It’s to this C-Class, that aspiring middle management executives will turn first in their search for something different from – and possibly a bit nicer than – their usual vehicle choices. There’s certainly more than enough reason for them to seriously consider this car. It’s slightly bigger, a lot more advanced and boasts what now universally seems to be acknowledged as the nicest cabin you can have in this kind of model. But more important than all of that is the way an advanced hybrid aluminium structure has brought the significant weight savings which have made possible the lowest running costs in the segment. This then, is the C-Class that others always feared Mercedes would build.
There are all kinds of reasons why this car is a more involving thing to drive than its predecessor. First and foremost, it really ought to be sharper, thanks to the fact that its structure now contains five times more aluminium than before. That, after all, takes over 100kgs from this fourth generation model’s total kerb weight and gives it a lower centre of gravity. Secondly, as a driver, you’ve all the necessary tools to make the most of this newfound appetite for corners, thanks to freshly-developed aluminium-fashioned rear wheel drive architecture.
You don’t really have to know very much about cars to know what this is. And if you know the Mercedes model range beyond this C-Class, it’s probably fairly obvious where the inspiration for this fourth generation design came from. By and large, customers come to this car seeking a scaled-down version of the brand’s S-Class luxury limo and the long bonnet, the set-back passenger compartment and the short overhangs are just a few of the things delivering exactly that. The result might not please those who’ve just spent their lottery winnings on a top S-Class model but buyers browsing in this car’s less exalted market segment will surely see it as a very desirable-looking thing indeed.
With a shapely silhouette you quickly appreciate the painstaking attention to detail that’s gone into things like the wafer-thin shutlines and the intricately formed jewel-like headlamps with their optional LED illumination. There’s real classic elegance here too, the ‘Dropping Line’ – that descends discreetly from the front to a rear section giving the rear end of the car a power-packed look that’s emphasised by softly sculptured LED rear tail lights. More important than all of this though, is of course what sits beneath the shapely bodywork – specifically a structure with an aluminium content which has risen massively, from 10% to nearly 50%, resulting in an overall weight-saving of more than 100kg.
One of Mercedes’ slogans for this car is that it sits ‘one class higher’ and that’s true here not only in terms of style but, arguably, also in terms of size. Almost everything is, after all, a little larger than it was before. Partly that’s because the brand’s introduction of their only slightly smaller CLA-Class four-door coupe model has given this ‘C’ licence to grow a little within the bounds of what was possible before it intruded into Executive-sized E-Class territory - something the designers only just avoided.

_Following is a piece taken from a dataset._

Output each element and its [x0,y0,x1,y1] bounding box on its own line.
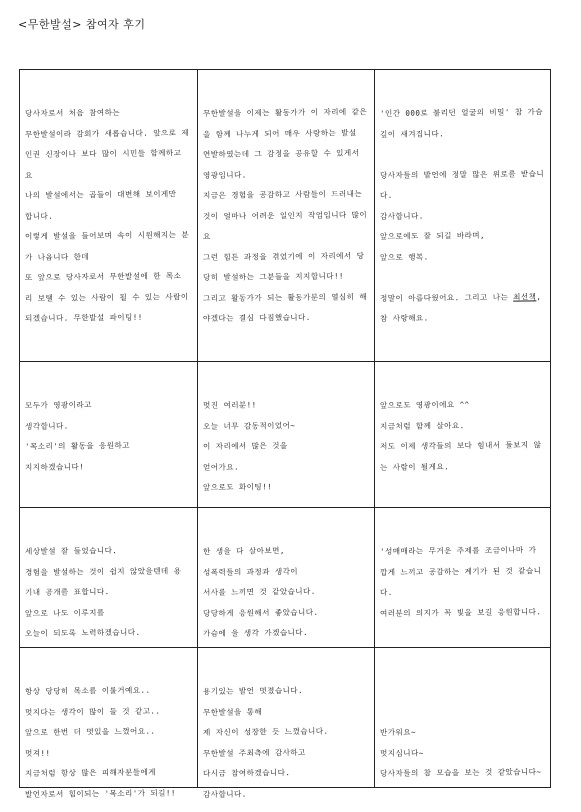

Even as it is, this car’s extra 95mm of length and extra 40mm of width make it as spacious inside as E-Class model from the late Nineties.

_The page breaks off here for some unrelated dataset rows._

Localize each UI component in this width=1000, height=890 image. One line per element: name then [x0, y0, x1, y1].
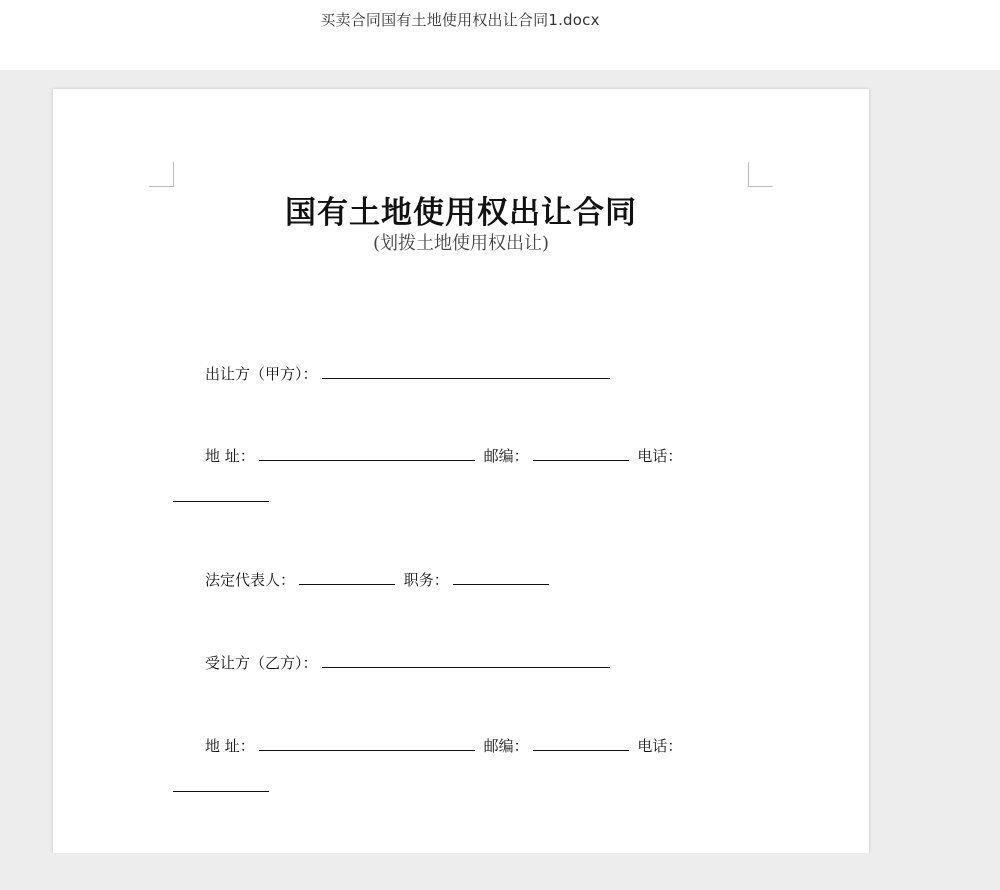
address-line-b: [205, 736, 682, 756]
postcode-label: 邮编：: [483, 447, 529, 465]
position-blank: [453, 570, 549, 585]
postcode-blank: [533, 736, 629, 751]
contract-subtitle: (划拨土地使用权出让): [372, 233, 550, 254]
address-line-a: [205, 446, 682, 466]
party-b-label: 受让方（乙方）：: [205, 654, 318, 672]
party-a-line: [205, 364, 614, 384]
address-label: 地 址：: [205, 447, 255, 465]
address-blank: [259, 446, 475, 461]
contract-title: 国有土地使用权出让合同: [285, 195, 637, 231]
party-b-line: [205, 653, 614, 673]
phone-continuation-a: [173, 487, 269, 507]
postcode-blank: [533, 446, 629, 461]
legal-rep-line: [205, 570, 553, 590]
party-a-blank: [322, 364, 610, 379]
phone-label: 电话：: [637, 737, 683, 755]
margin-corner-marker: [149, 162, 174, 187]
party-a-label: 出让方（甲方）：: [205, 365, 318, 383]
phone-label: 电话：: [637, 447, 683, 465]
postcode-label: 邮编：: [483, 737, 529, 755]
document-page: [53, 89, 869, 869]
phone-blank: [173, 487, 269, 502]
phone-blank: [173, 777, 269, 792]
viewer-bottom-bar: [0, 853, 1000, 890]
phone-continuation-b: [173, 777, 269, 797]
document-header-bar: [0, 0, 1000, 70]
position-label: 职务：: [403, 571, 449, 589]
legal-rep-label: 法定代表人：: [205, 571, 296, 589]
legal-rep-blank: [299, 570, 395, 585]
party-b-blank: [322, 653, 610, 668]
address-label: 地 址：: [205, 737, 255, 755]
document-filename: 买卖合同国有土地使用权出让合同1.docx: [320, 11, 600, 29]
address-blank: [259, 736, 475, 751]
margin-corner-marker: [748, 162, 773, 187]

The Three Pointed Star in this sector is more affordable than ever before. So affordable in fact, that taking the high residuals into account, C-Class ownership over longer periods could now end up costing you less than something much more mundane.
Don’t get me wrong – Mercedes still has work to do with this car, primarily in terms of diesel engine refinement. But on the evidence of this model, the signs are that its rivals are going to have to up their game.